In a letter to the oil ministry, the Association for Discovered Small Filed Operators (ADSFO) has said that small and marginal field operators should be exempt from petroleum cess (levied by way of special additional excise duty or SAED) or the windfall tax on their entire production for FY23 as it would be the first year of production for almost all the field operators.

The Centre had imposed cess on crude and petroleum products by way of SAED on 1 July, 2022 to capture abnormal profits being made by oil companies in the wake of a sharp rise in global oil prices, but this was not applicable on crude oil produced from DSF (discovered small field).

Subsequent, notifications clarified that windfall tax would not be levied on operators whose crude oil production was less than 2 million barrels in FY22. Further, the notification also explained that windfall tax will not be levied on incremental production over the production reported in FY22.

ADFSO in its letter has said that though the intention of notification seems not to overtax small and marginal field operators, the conditions in the notifications make it difficult for DSF operators to get exemption from windfall tax. They said, as most of the DSF operators were yet to produce oil and gas from their fields and first production may start in FY23 itself, clarification should be issued by the finance ministry that all production should be exempt from cess this year.

The letter mentions that there is no way that DSF operators could claim exemption from cess on incremental production during the previous year as there was no production during that period. So, all production in FY23 should be taken as incremental as this granted complete exemption from windfall tax.

The association has further requested the Centre to notify clarification on exemption of crude petroleum from contract areas on revenue sharing contracts (RSC). 

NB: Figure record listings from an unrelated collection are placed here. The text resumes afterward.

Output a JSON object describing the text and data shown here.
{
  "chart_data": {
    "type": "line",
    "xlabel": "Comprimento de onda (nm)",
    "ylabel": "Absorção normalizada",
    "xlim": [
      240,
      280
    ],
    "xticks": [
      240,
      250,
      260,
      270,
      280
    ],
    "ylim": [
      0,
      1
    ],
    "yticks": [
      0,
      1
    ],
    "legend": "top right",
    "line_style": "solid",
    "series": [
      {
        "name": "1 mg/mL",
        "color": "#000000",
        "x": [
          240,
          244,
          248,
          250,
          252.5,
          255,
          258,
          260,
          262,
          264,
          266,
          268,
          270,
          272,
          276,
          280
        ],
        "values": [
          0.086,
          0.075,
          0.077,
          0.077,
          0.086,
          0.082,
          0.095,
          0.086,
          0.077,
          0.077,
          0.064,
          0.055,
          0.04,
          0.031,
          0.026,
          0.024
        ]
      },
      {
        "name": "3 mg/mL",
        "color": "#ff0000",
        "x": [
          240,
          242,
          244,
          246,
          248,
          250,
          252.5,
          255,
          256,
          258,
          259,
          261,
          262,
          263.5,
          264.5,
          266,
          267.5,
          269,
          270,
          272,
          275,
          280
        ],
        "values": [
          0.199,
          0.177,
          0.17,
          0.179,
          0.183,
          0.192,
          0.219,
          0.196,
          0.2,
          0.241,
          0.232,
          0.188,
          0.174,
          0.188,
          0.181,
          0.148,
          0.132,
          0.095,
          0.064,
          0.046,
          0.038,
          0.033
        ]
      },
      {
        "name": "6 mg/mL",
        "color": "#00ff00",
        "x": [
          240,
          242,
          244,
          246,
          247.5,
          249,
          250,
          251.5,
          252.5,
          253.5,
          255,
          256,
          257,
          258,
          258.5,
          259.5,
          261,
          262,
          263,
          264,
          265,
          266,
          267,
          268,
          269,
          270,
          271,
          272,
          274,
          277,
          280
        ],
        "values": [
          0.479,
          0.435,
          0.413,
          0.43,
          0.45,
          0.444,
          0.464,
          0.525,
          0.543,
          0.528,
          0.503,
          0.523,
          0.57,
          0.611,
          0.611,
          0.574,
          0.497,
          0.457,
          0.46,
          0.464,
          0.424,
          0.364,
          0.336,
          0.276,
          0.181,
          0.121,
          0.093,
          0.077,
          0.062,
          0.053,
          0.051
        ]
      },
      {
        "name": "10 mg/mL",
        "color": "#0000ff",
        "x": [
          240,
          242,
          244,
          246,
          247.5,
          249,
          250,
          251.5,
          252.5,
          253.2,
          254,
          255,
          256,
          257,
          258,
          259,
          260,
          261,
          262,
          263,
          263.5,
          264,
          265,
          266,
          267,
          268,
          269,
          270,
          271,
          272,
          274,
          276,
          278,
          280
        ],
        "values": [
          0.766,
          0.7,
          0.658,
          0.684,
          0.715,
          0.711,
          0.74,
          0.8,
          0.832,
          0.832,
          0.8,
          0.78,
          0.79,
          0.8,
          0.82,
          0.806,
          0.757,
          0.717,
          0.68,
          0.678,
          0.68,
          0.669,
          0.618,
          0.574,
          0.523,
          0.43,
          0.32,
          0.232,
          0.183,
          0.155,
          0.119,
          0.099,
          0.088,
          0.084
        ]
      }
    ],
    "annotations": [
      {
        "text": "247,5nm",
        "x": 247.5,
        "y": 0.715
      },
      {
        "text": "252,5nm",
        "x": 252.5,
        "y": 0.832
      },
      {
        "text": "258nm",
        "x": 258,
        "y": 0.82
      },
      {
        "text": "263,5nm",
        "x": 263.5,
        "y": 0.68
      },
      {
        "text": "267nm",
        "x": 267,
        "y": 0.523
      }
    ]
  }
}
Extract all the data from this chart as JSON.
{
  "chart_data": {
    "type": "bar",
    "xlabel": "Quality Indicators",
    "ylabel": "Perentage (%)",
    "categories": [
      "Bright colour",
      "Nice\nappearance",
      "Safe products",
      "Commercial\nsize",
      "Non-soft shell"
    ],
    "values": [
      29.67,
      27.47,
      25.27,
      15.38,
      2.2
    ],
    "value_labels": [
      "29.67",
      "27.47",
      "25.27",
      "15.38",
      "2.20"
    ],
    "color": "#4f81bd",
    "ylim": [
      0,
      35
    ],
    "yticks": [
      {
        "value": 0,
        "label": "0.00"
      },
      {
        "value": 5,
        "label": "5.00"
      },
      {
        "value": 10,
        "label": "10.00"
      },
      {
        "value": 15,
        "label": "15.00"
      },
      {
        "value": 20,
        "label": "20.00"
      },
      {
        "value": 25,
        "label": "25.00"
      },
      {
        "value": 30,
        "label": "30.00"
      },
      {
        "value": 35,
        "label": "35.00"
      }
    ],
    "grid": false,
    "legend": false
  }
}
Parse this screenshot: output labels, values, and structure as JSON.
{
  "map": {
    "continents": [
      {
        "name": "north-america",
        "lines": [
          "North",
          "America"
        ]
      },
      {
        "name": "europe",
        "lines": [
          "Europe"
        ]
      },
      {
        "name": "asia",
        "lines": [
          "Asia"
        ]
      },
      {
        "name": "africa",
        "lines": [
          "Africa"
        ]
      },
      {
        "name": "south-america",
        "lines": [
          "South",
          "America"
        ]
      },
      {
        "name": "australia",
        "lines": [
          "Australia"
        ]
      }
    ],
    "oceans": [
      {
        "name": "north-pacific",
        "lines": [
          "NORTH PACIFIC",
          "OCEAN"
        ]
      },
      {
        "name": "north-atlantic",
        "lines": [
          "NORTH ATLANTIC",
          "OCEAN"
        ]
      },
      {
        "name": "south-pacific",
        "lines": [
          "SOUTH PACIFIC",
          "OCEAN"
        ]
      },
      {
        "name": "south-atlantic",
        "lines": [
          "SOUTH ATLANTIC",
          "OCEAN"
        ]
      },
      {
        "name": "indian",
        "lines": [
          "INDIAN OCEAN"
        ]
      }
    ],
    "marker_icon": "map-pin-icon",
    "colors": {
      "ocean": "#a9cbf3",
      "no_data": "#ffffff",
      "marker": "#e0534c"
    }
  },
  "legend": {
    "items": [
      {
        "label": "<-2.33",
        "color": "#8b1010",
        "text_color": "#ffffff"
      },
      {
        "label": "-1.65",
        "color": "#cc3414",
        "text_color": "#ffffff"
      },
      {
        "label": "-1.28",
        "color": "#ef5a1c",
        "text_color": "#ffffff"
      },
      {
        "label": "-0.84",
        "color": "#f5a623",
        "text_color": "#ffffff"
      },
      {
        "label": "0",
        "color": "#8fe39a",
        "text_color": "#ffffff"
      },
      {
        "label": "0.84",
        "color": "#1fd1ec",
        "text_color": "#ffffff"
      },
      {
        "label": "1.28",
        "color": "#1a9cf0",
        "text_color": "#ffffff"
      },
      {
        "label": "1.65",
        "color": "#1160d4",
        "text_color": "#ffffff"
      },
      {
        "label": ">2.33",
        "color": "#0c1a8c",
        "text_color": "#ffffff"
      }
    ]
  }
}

It is worthwhile to submit that since huge capital investment has been made to bring these projects on development mode and production, it would be desirable that the government issues clarification to lessen the burden of windfall taxes on small players, the association said in its letter.

According to the Directorate General of Hydrocarbons (DGH), in the third round of DSF auctions earlier this year, it offered 32 contract areas with a total resource potential of around 230 million tonnes of oil equivalent (MMtoe)/1.7 billion barrels (oil and oil equivalent of gas (OEG)). The government introduced DSF in October 2015 to monetise unmonetised discoveries of state-owned Oil and Natural Gas Corporation (ONGC) and Oil India Ltd (OIL). Under the DSF policy, two bid rounds in 2016 and 2018 were conducted wherein 54 contract areas with 101 fields were offered. The third round of DSF was conducted in April this year.